Es ist einfach zu drollig, wie man hier in Haiti kommuniziert, oder nicht. Wie im Abendland im tiefen Mittelalter, so scharen sich die Branchen zu einander, oft eine Straße lang oder mehrere. So gibt es kilometerlange Zeilen von Gemüseverkäufern, Läden mit Autoersatzteilen oder Schneidern mit Nähmaschinen, und wie das bei den CD-, DVD- oder Radio-Verkäufern tönt, ist geradezu unbeschreiblich. Denn selbstverständlich lassen sich die Nebenbuhler nur übertreffen, wenn der Lautstärkeknopf noch ein paar Zacken zugibt.
So sitzen auch die Telefonisten in langer Reihe. Mit ihren Telefonen. Ja Sie haben richtig gelesen, in diesem Klima erübrigen sich gedeckte Räume für Krämer, Handwerker und auch Telefonisten, Telefonkabinen gibt es nur in wenigen Postbüros, aber die sind leer, denn dort ist es muffig und heiß. Wer kein Handy oder keines mit Stromladung oder Gesprächsguthaben besitzt, sucht sich die Telefonisten draußen mit ihren Telefonen. Man weckt den schlafenden Operateur und gibt ihm ein paar Gourdes oder was man eben so hat, und der Bursche streckt dem Redewilligen ein Telefon mit Wählscheibe hin. Oder man meldet ihm die Nummer, und er besorgt das Wählen mit Scheibe oder Tasten. Um Ausland-Vorwahlen braucht man sich nicht zu kümmern. Wenn die Verbindung steht, braucht der Sprechwillige nur noch den Hörer zu nehmen und loszulegen. Eine Mitgift von den Nachbarn ist oft inbegriffen.
Bis vor einigen Monaten gab es da in Pétion-Ville sogar noch ein Geschäftszentrum, seit vielen Jahren. Eine Art Privat-Post mit allen Dienstleistungen, die auch in einem modernen Staat üblich sind. Es gab da ein paar Telefonkabinen, die waren klimatisiert. Und es gab Support, in den üblichen Sprachen und ein paar mehr. Da konnte man sogar faxen, was auf den offiziellen Postbüros nicht möglich ist. Ich würde meinen, mit dem Aufstreben des jungen Staates, seinen neugeborenen Business-Babys und seinen dreitausend Hilfswerken und NGO’s sei das endlich vonnöten. Vonnöten offenbar auch für die GO’s, und die sind eben wichtiger. Die NGO’s, Business-Babys & Co. haben ja ohnehin ihre eigene Infrastruktur, und die Öffentlichkeit braucht das nicht. Also hat das Stadthaus das Geschäftszentrum kurzerhand konfisziert und ist momentan im Begriff, es als künftiges Stadthaus umzuwandeln. Ausgestattet ist es ja schon.

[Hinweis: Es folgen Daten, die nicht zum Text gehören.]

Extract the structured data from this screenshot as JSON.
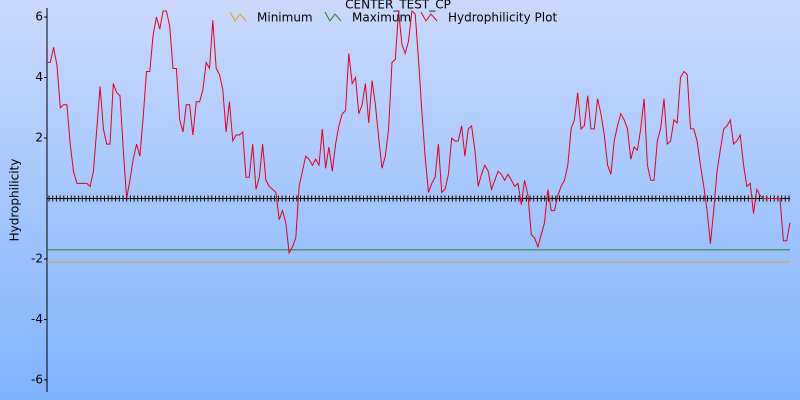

Man sieht, das Bestandene-Bewährte findet immer noch Platz, neben Handys, e-Mail und IT-Telefonie. Und dass die Telefonisten gerne schlafen und das Klingeln verpassen könnten, ist weiter nicht so schlimm. Denn die Einrichtung ist ohnehin für abgehende Gespräche besser geeignet. Und solche Arbeit ist streng. Da ist es tunlichst gut auszuschlafen.